### Home > INT3 > Chapter 6 > Lesson 6.2.3 > Problem6-54

6-54.

A copy machine company advertises that its copiers will make at least $25,000$ copies before requiring maintenance. A consumer research group tested the claim by collecting repair data for that model of copy machine in $40$ different regions of the country. The means of the numbers of copies made before the copier needed maintenance for each of the $40$ regions have been sorted and are listed in the table below.

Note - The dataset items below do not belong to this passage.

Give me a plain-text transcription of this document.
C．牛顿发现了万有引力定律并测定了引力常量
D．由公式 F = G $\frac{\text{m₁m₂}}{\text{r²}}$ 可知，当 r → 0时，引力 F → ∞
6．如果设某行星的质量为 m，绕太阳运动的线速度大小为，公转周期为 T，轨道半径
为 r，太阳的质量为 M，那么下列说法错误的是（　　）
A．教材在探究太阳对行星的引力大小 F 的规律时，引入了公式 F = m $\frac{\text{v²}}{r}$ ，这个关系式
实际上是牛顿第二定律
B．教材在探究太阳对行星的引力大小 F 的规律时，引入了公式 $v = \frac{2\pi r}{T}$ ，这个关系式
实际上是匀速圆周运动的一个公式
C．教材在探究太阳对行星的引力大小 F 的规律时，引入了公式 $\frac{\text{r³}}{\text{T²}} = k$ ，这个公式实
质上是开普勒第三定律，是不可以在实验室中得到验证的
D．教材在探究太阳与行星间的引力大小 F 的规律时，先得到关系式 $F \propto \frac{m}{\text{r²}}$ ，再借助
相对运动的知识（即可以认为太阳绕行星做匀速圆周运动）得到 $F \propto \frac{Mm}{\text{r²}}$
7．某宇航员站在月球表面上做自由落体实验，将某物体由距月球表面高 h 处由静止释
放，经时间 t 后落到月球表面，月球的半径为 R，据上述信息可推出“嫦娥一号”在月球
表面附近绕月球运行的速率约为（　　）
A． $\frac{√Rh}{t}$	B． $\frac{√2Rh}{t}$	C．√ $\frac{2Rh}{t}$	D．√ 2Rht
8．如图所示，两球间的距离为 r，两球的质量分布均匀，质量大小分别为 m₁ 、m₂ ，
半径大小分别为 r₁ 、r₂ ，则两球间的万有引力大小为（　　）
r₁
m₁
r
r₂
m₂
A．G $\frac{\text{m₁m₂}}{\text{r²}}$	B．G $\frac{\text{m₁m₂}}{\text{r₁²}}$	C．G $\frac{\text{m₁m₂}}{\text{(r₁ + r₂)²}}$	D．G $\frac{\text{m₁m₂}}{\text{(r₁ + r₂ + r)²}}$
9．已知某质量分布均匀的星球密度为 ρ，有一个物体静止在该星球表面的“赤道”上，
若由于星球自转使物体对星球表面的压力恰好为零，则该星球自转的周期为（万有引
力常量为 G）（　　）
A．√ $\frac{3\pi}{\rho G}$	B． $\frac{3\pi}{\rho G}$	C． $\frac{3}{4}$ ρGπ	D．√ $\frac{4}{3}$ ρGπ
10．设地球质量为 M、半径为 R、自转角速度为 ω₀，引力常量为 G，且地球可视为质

 $24551$ $24656$ $24764$ $24889$ $24928$ $24574$ $24656$ $24767$ $24893$ $25020$ $24600$ $24691$ $24782$ $24895$ $25024$ $24609$ $24705$ $24791$ $24904$ $25025$ $24612$ $24717$ $24793$ $24910$ $25028$ $24615$ $24725$ $24796$ $24911$ $25033$ $24618$ $24735$ $24798$ $24914$ $25041$ $24652$ $24758$ $24883$ $24928$ $25249$ checksum $992,440$

What are the upper and lower $5$$\%$ bounds of the sample-to-sample variability? Predict the number of copies that can be made before a machine requires maintenance. Do you think the consumer research group will dispute the company’s claim?

There are $40$ data points. Which data points can be used for $5$$\%$ and $95$$\%$?